Cross confirmed this was the first time the council's reports had used the figures showing the increased scale of the earthworks programme and that any extra costs will be an issue for the joint venture and Wellington Gateway Partnership. Cross said the joint venture hadn't talked about the extra work "pushing out the timing beyond April 2020."

In January, CPB and HEB tasked their consenting teams to focus on acquiring a single permit that "gives flexibility and a buffer to give certainty and efficiency for earthworks production", and in March and April updates the project manager said the additional stage 2 earthworks strategy may trigger the need for up to 12 revisions of site-specific environmental management plans.

The report shows some consent applications have been granted, some are being processed, and some have yet to be lodged. Cross said the consents will have to consider whether the additional work falls within the scope set by the original board of inquiry process, much of which will be about the volume of sediment discharged into Porirua harbour. The original consent allowed for 3,000 tonnes of sediment to be discharged, but since then geotechnical work had scaled back the likely discharge to just 300 tonnes which gives "a lot more confidence about them able to operate within that consented offering," he said.

The project has adaptive management processes, but Cross said the performance has been mixed and council is working with the joint venture on improving it.

Nigel Corry, general manager of environment management, reminded the committee that the contractual arrangement of the project, whether it falls within budget and is completed by the April 2020 timeframe, isn't an issue for the council, which was a regulator in the process.

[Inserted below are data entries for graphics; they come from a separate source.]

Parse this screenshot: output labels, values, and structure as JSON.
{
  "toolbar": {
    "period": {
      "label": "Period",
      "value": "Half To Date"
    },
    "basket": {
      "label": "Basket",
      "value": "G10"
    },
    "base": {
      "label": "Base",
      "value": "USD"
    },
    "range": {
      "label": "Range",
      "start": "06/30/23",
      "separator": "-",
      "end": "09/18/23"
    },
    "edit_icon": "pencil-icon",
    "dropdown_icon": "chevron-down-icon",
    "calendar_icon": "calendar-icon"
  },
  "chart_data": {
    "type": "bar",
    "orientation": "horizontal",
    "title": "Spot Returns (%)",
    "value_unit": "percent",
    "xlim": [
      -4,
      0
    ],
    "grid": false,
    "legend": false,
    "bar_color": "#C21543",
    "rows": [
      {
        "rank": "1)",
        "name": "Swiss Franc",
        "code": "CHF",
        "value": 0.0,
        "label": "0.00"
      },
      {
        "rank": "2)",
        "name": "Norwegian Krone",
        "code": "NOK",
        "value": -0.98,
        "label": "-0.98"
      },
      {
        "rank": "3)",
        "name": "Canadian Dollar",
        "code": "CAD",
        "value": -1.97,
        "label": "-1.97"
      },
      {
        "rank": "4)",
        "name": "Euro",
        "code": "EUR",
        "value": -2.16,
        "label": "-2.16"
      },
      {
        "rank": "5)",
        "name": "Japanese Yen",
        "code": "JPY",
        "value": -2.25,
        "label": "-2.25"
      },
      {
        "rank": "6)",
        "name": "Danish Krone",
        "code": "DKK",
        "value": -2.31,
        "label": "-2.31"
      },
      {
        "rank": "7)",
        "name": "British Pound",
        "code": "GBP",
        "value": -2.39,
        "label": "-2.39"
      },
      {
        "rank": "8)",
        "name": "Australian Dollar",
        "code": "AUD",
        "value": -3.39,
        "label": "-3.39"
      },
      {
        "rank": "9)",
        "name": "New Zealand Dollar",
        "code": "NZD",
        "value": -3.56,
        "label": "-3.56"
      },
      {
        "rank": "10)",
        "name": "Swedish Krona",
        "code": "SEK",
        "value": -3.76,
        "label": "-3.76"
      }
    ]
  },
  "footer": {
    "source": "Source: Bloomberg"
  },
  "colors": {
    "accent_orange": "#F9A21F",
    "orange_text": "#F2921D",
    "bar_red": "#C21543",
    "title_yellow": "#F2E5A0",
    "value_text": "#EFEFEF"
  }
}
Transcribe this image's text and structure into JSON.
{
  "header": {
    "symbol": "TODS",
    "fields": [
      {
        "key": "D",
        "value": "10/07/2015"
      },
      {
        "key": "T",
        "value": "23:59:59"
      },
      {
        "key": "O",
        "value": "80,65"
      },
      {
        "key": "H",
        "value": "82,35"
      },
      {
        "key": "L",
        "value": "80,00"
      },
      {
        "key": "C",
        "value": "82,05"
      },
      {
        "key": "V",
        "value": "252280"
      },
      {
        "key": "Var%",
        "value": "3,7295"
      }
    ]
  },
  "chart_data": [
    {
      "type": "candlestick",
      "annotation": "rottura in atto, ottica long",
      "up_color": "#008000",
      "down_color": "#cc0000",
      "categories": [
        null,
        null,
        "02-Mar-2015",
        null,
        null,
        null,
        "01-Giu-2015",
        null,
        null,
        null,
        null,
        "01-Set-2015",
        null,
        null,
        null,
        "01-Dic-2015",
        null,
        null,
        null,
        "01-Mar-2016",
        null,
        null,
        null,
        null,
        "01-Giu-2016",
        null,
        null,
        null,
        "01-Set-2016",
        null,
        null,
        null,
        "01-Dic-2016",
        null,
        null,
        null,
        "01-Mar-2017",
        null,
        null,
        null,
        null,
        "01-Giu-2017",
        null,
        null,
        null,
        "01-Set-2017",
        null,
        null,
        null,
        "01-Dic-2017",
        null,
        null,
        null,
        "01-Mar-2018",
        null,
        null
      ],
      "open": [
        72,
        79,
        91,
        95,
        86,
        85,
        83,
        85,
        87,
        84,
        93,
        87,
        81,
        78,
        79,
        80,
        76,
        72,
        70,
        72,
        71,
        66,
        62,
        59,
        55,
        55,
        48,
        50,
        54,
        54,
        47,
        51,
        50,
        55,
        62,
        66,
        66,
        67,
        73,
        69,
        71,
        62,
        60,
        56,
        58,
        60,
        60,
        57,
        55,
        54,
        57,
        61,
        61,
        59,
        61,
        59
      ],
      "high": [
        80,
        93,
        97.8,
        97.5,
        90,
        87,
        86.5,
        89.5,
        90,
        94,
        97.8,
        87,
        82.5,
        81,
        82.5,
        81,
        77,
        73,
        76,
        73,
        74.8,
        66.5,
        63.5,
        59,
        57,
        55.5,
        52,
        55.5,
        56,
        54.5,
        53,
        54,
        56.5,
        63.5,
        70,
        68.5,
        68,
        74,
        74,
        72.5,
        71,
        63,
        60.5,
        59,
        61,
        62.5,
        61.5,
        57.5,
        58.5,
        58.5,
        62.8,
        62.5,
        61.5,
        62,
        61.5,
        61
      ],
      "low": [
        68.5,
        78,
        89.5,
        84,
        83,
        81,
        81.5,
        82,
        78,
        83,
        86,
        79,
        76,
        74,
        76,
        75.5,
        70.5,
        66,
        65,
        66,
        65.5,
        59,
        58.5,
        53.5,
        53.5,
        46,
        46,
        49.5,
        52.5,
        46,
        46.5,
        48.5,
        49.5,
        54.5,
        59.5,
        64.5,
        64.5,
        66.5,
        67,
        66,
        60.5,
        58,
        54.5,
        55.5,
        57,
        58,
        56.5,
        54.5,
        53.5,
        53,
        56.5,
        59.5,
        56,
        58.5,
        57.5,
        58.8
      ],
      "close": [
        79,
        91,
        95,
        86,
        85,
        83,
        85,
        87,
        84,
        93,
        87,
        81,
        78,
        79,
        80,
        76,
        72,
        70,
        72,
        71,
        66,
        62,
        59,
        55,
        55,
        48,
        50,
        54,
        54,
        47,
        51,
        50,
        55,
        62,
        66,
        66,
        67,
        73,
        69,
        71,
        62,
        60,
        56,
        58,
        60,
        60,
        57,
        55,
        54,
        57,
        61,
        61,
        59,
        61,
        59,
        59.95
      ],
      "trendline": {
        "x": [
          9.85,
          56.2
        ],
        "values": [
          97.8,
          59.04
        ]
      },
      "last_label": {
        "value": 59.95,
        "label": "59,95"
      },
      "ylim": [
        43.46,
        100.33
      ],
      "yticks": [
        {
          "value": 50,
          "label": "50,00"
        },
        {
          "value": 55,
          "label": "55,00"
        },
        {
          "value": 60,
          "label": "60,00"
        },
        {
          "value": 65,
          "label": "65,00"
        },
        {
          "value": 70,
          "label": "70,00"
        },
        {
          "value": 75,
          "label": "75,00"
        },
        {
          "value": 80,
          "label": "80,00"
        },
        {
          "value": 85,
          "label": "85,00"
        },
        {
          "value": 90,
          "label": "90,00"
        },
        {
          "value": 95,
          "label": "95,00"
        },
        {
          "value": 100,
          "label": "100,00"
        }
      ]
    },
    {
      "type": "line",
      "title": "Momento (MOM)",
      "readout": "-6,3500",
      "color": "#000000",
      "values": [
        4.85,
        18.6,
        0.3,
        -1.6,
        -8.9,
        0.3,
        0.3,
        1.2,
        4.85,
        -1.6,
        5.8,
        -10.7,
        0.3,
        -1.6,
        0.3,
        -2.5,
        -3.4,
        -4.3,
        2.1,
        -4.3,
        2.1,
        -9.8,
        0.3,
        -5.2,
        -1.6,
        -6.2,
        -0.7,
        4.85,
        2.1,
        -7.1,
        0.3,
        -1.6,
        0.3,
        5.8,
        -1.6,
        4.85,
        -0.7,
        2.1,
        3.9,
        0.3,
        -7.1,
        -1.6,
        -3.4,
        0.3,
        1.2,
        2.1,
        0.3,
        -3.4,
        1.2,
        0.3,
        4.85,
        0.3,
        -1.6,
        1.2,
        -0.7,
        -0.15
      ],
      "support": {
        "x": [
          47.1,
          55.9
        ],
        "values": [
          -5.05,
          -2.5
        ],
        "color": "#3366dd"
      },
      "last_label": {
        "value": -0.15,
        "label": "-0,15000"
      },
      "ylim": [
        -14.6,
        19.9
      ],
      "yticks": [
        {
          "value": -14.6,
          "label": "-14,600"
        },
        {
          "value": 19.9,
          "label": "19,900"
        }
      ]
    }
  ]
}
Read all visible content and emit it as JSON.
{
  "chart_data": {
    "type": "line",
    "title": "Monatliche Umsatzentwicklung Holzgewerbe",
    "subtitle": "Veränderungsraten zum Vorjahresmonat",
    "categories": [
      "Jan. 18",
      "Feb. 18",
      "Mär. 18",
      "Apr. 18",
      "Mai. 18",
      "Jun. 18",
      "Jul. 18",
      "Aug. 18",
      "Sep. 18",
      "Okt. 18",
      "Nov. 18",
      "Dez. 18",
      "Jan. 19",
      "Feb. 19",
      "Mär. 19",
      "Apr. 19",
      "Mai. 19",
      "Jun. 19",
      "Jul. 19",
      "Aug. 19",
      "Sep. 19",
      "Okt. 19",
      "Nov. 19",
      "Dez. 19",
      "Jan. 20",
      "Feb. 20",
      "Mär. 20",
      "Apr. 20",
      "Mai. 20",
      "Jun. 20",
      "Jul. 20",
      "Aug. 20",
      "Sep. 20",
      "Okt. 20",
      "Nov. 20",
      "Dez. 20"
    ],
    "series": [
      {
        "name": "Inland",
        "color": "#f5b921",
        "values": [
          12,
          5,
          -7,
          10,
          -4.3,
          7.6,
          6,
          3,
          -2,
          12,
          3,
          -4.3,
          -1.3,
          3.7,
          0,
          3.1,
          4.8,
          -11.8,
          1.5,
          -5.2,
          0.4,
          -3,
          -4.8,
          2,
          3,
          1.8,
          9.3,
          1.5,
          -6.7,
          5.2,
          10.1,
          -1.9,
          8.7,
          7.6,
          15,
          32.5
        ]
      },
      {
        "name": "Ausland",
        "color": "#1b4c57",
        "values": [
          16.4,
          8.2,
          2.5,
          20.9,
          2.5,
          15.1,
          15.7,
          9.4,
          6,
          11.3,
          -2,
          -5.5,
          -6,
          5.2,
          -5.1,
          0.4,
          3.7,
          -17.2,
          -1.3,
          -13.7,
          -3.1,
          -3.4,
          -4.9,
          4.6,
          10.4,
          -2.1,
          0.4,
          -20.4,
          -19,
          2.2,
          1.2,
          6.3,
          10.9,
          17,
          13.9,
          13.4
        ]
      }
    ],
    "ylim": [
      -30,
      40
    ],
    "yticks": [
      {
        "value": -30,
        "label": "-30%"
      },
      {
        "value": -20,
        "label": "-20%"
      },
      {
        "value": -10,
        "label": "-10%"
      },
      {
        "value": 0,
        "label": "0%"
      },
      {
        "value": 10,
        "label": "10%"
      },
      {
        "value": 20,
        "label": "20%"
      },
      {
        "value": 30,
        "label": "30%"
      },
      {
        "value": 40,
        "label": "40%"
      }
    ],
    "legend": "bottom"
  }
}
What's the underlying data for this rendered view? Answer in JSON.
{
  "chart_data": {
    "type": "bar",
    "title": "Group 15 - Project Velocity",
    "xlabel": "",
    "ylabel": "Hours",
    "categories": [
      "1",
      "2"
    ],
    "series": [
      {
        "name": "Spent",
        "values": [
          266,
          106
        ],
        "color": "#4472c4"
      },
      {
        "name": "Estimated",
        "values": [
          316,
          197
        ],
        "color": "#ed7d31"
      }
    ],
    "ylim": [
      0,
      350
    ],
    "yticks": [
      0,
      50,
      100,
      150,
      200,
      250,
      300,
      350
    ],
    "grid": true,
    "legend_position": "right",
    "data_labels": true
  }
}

However, he offered to organise a briefing with the joint venture, which committee chair Sue Kedgley took up.

"It's hard to see how 50 percent extra earthworks would be unforeseen. Thankfully the budget blowout, as I say, will not be something we'll have to confront," Kedgley said. "We've got an action point out of that which is a briefing to follow at our next meeting."

CPB and HEB went on a hiring drive earlier this year in preparation of the extra earthworks needed, and its voluntary staff turnover improved this year, falling to an annual rolling average rate of 17.3 percent in April from 22 percent in October.

The Kaikoura earthquake and downpour in November last year caused major delays on parts of the project, requiring remediation and clean-up work. However, the monthly updates show the project bounced back from that work, completing much of it in December, while some lost time caused by rain in February had been recovered after a steady fine spell. The project passed 1 million cubic metres of bulk earthworks in March and another 301,000 cubic metres was shifted in April despite early rain and public holidays shortening the weeks.

Activity on the project stepped up earlier this year with project man-hours on a 12-month rolling total reaching 1.27 million in April, from about 897,000 in November.